Она едва заметно кивнула. Он вновь оскалил зубы в улыбке:
— Так что же ты сразу не сказала? У меня полно таких, как ты, и я хорошо о них забочусь, можешь мне поверить.
Он взял свою палку и постучал ею по потолку. Через минуту в комнату вошел пожилой мужчина. Девушка со страхом посмотрела на него.
— Возьми ее, Пити. Похоже, цыпленок готов попасть в супчик. Смой штукатурку и посмотри, что под ней.
Затем, пристально глядя на девочку, сказал:
— Ведь ты этого хотела, дорогуша? Как же приятно получать то, чего хочешь!
Пити со смехом потащил девушку из комнаты. Наблюдая, как она извивается в его руках, Лукас удовлетворенно вздохнул. Она станет хорошей маленькой работягой, в этом нет никаких сомнений. Дети, состоявшие на попечении, были лишены всякой ненужной щепетильности еще задолго до того, как попадали к Лукасу. За государственную систему социального обеспечения Лукас не забывал помолиться каждую неделю.
Керри Элстон наблюдала, как остальные женщины принимают душ и прихорашиваются перед приходом посетителей. Ее собственные упитанные телеса постепенно опадали, поскольку ей становилось все труднее заставлять себя есть те помои, которые здесь назывались едой.
— Опять не собираешься мыться, грязная шлюха? — визгливо обратилась к Керри хилая остроглазая женщина.
Керри не ответила ей, зная, что отвечать бесполезно. Она попыталась выскользнуть из душевой.
— В чем дело, дура?
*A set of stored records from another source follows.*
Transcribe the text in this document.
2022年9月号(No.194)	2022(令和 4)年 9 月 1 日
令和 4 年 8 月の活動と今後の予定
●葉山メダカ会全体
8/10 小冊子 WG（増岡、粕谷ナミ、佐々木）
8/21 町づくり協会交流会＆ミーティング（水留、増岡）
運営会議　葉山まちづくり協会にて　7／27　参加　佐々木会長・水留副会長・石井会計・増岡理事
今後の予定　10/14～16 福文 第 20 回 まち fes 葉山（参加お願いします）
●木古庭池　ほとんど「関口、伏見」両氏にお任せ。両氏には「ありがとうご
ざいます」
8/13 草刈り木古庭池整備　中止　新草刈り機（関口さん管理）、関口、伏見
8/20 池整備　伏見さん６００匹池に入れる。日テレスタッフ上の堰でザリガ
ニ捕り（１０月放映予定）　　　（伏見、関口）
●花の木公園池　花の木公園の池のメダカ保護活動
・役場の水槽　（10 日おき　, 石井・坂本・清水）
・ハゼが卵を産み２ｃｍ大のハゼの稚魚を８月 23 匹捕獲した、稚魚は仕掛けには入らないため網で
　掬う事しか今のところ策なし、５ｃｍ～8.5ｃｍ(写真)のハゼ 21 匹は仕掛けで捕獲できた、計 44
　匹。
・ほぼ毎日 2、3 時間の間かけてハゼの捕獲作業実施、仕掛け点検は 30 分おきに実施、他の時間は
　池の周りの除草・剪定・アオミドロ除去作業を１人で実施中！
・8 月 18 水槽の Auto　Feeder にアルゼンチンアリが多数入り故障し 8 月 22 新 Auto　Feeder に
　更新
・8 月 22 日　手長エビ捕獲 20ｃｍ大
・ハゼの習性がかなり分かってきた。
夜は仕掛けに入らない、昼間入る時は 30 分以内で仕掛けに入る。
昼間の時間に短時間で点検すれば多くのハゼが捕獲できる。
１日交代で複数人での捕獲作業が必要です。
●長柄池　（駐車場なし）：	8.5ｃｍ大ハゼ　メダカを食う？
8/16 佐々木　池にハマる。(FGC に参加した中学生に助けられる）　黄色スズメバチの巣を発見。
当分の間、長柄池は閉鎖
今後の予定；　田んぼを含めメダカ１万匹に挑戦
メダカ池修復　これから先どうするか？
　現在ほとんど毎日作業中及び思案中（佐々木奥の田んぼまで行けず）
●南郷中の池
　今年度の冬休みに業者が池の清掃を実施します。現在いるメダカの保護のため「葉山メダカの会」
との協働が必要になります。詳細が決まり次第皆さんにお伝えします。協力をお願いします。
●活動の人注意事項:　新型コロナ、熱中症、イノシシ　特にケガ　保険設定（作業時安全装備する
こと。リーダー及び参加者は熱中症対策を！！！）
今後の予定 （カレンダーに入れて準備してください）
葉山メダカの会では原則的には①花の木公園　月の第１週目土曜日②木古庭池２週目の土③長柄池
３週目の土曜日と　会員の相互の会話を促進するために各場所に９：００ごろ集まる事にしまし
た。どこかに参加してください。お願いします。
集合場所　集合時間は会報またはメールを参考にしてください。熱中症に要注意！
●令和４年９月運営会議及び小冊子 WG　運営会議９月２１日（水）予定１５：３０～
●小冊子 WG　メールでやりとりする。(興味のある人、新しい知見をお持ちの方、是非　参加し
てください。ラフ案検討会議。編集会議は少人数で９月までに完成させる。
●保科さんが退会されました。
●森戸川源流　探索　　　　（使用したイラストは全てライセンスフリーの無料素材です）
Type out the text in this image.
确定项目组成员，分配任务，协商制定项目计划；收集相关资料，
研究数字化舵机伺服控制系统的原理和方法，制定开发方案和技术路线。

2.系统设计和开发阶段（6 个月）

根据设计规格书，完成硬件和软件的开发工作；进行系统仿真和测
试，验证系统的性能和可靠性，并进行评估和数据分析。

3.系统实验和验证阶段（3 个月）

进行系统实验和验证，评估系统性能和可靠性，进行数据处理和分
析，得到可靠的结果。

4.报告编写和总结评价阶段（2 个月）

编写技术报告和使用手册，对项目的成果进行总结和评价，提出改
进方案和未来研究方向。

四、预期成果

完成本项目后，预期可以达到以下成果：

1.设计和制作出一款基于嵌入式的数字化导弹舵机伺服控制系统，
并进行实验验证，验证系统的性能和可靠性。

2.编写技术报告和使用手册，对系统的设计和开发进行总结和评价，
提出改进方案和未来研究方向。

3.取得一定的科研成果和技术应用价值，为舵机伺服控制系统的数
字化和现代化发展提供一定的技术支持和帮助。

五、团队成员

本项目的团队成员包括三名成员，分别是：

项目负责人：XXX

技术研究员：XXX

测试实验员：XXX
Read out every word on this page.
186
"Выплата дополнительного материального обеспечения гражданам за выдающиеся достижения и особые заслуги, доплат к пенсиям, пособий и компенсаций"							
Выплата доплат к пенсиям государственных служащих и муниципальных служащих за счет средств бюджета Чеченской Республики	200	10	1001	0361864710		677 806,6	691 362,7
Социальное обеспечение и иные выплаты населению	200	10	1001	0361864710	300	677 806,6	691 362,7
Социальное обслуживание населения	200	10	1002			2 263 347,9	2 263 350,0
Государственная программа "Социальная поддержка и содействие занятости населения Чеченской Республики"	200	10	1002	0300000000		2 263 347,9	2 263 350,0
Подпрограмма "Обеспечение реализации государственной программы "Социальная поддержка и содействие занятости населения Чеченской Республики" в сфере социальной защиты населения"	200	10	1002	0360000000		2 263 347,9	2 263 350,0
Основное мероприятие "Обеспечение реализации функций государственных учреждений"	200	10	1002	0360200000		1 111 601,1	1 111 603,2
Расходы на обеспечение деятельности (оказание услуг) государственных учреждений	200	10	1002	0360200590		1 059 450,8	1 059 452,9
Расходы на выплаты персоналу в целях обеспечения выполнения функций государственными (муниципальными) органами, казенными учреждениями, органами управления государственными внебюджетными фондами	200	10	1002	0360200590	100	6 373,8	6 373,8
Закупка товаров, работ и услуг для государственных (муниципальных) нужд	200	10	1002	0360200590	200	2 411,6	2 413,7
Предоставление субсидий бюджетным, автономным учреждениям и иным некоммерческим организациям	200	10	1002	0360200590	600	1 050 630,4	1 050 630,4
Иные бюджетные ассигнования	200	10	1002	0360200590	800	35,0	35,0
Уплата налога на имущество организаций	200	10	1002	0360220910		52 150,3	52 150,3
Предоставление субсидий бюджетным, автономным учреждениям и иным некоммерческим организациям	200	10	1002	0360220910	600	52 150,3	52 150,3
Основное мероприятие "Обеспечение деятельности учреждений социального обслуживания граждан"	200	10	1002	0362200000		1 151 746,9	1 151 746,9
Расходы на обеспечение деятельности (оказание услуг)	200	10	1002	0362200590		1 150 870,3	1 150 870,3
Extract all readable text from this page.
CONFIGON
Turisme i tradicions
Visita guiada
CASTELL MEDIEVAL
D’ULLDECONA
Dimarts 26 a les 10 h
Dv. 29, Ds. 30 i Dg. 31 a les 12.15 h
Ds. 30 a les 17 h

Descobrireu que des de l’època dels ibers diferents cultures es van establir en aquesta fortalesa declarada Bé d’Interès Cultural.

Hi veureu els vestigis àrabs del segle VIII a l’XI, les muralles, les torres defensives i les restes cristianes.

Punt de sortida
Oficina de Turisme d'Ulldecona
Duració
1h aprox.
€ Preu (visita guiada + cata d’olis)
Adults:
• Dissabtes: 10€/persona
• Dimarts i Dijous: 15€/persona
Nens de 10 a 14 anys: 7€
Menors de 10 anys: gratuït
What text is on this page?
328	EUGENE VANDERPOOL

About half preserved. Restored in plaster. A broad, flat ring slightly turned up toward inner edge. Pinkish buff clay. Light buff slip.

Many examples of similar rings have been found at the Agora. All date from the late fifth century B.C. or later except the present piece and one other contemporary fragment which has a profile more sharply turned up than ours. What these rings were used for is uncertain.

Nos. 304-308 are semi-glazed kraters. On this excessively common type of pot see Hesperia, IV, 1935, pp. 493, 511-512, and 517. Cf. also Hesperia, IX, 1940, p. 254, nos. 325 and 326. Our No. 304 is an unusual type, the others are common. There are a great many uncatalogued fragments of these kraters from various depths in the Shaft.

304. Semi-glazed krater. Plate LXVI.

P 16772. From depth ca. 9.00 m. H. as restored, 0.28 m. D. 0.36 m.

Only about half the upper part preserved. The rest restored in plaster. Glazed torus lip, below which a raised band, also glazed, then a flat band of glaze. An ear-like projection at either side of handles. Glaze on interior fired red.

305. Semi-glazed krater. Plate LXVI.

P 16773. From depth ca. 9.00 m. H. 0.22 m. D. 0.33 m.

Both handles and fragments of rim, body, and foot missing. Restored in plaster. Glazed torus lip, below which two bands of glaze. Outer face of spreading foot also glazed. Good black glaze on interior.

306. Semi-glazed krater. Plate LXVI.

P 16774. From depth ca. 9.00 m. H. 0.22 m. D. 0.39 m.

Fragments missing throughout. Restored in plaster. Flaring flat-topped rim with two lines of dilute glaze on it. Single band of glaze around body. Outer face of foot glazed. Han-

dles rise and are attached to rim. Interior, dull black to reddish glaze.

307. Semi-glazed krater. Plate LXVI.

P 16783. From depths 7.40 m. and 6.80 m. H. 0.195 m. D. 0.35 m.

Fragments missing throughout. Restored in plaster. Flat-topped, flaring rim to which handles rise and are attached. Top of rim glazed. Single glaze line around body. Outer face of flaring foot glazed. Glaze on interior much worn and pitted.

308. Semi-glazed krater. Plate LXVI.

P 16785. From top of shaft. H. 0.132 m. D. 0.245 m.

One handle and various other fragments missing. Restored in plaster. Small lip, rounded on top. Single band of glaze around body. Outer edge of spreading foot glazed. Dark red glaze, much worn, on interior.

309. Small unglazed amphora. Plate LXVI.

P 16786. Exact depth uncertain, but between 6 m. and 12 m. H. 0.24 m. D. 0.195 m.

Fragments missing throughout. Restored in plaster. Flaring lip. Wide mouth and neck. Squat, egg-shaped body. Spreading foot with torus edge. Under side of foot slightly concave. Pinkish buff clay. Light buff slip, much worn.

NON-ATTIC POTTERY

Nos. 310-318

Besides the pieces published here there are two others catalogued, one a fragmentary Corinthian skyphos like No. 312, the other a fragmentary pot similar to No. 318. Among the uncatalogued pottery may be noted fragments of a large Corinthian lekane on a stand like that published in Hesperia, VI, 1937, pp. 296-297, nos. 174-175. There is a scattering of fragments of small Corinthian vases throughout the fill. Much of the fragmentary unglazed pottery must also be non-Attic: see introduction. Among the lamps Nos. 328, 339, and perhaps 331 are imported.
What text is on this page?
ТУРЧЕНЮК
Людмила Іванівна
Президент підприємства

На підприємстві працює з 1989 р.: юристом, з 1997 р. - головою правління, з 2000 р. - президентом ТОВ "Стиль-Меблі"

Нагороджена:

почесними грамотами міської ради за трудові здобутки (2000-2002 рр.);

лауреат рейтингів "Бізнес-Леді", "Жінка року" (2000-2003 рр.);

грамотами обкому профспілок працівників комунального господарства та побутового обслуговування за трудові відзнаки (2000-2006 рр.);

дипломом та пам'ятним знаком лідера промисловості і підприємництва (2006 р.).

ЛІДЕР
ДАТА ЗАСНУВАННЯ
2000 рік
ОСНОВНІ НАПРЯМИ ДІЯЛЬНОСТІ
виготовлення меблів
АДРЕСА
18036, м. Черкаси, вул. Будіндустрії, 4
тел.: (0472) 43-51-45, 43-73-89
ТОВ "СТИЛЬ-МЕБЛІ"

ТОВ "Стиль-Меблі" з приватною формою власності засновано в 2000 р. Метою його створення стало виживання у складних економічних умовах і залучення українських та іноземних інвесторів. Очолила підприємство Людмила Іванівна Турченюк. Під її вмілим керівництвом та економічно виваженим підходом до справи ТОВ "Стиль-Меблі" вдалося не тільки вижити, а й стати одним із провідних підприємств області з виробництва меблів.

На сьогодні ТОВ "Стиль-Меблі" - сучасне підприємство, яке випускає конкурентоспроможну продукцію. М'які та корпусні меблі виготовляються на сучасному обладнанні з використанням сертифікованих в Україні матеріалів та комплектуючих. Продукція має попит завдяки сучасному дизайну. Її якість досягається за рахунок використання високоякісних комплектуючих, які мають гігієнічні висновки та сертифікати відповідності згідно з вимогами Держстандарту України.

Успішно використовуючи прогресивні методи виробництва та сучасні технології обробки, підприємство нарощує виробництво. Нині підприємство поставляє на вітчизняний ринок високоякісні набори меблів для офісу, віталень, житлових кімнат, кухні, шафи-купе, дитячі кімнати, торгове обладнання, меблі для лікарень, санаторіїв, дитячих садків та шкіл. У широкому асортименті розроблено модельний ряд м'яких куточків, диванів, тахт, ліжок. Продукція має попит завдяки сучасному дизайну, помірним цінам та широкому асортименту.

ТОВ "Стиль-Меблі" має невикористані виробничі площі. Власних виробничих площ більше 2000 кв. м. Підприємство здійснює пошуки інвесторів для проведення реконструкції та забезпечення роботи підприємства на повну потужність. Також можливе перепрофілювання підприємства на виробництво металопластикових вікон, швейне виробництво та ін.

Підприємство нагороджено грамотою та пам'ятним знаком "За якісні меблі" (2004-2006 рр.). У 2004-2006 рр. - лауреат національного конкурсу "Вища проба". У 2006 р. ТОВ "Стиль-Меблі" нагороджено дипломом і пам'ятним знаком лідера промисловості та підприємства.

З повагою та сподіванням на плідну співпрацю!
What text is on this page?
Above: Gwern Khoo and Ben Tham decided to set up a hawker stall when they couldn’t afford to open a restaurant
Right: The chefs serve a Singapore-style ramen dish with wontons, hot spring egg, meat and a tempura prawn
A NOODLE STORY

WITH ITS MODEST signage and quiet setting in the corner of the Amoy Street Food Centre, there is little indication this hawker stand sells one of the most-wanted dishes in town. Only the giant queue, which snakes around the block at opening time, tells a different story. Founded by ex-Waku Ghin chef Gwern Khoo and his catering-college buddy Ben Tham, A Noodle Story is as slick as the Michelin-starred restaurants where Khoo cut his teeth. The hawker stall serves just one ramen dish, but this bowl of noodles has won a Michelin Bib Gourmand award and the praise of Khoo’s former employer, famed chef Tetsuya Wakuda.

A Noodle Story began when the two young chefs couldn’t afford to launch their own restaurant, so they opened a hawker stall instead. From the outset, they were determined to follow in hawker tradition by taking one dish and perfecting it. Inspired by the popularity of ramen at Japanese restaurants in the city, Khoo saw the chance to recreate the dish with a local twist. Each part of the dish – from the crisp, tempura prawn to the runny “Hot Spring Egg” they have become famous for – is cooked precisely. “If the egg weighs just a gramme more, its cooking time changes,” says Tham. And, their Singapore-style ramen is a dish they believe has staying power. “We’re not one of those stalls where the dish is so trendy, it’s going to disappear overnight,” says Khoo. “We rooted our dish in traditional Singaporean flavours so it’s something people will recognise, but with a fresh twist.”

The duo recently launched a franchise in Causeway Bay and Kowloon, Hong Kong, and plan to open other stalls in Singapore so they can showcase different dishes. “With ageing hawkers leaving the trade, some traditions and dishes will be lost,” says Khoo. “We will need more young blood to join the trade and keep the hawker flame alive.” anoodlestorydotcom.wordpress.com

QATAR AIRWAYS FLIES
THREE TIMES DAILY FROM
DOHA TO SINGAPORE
Или мы тут все слишком старые для тебя, а? Хочешь посмотреть фотографии моих детей? Сразу почувствуешь себя как дома, жирная скотина!
Осознав смысл слов этой женщины, Керри почувствовала, как страх холодной рукой сжимает ее внутренности. Она огляделась — не слышал ли ее выпада кто-нибудь еще?
Никто не обращал на них никакого внимания.
Она заторопилась обратно в свою камеру. Однако там ее уже ждали.
Горячая вода ударила Керри в лицо, ослепила, повалила на пол. Ручки от швабр обрушились на ее распростертое тело с явным намерением переломать кости. Лежа на полу, скрючившись от страха и боли, она услышала тихое хихиканье. Смеялась надзирательница, наблюдавшая за происходящим через глазок в тяжелой металлической двери.
Керри тотчас же поняла, кто рассказал, за что ее сюда посадили. Надеяться на помощь не стоило, и она зарыдала от отчаяния.
— Керри избили в тюрьме. Слышала?
Дженни мрачно усмехнулась:
— Этого следовало ожидать, так ведь?
— Думаю, да. Состояние тяжелое — ожоги и побои. Говорят, жестоко ее отметелили, но так всегда поступают с теми, кто сидит за сексуальные домогательства. Думаю, ее заложил кто-то из тюремщиков.
— Она получила по заслугам, — хмыкнула Дженни. — Теперь, может, сговорчивее станет.
— Будем надеяться.
Кейт закурила, глубоко затянулась и спросила:
— Что еще нового?
— Только схожу за кофе и все расскажу. Ты пока здесь?
— Да, у меня есть немного времени, так что давай выпьем кофе и поболтаем. Хочу сегодня еще раз попытаться расколоть Джереми Бленкли. Вдруг то, что случилось с Керри, поможет его убедить, а?
— Возможно. Принести тебе сандвич или еще чего-нибудь?
— О’кей.
Кейт улыбалась, глядя, как ее подруга удаляется, громко топая. Дженни нравилась ей — большая женщина во всех отношениях. Ширококостная, невероятно массивная и с огромным сердцем. Дженни была верным другом, а именно в таком друге Кейт сейчас остро нуждалась.
В кабинет вошел Голдинг и закрыл за собой дверь. Кейт вопросительно взглянула на него.
— Чем могу помочь? — В ее голосе прозвучал сарказм, не укрывшийся от внимания Голдинга.
— Мэм, сегодня в Ист-Энде застрелен молодой человек по имени Колин Форбс. Он занимался обучением собак. Думаю, вам следует об этом знать. — Последнюю фразу Голдинг произнес с особым значением.
— Что ты имеешь в виду?
Он улыбнулся, и улыбка совершенно преобразила его лицо.
— Я не знал, что вы работаете с Бенджамином Бордером, мэм. Он мой старинный приятель.
Голдинг вышел из кабинета, и Кейт снова подивилась тому, насколько тесны связи между полицейскими и преступным миром. Конечно, вряд ли она может здесь что-то изменить, остается просто принять все как данность. Но она никогда не перестанет удивляться такому положению вещей. А взять ее собственную жизнь!
Смысл сказанного Голдингом не сразу проник в ее сознание, а когда она наконец поняла, что случилось, то громко застонала. Выходит, она потеряла своих заложников, Джеки Ганнера и Джоуи Партриджа. И Колин, бедный мальчик — он заплатил слишком высокую цену за то, что согласился им помочь.
Однако пути назад у нее не было. Слишком далеко она зашла.
Когда Дженни вернулась с кофе и едой, она увидела перед собой совсем другую Кейт, напряженную и встревоженную, и задалась вопросом — какие перемены могли случиться за пятнадцать минут ее отсутствия?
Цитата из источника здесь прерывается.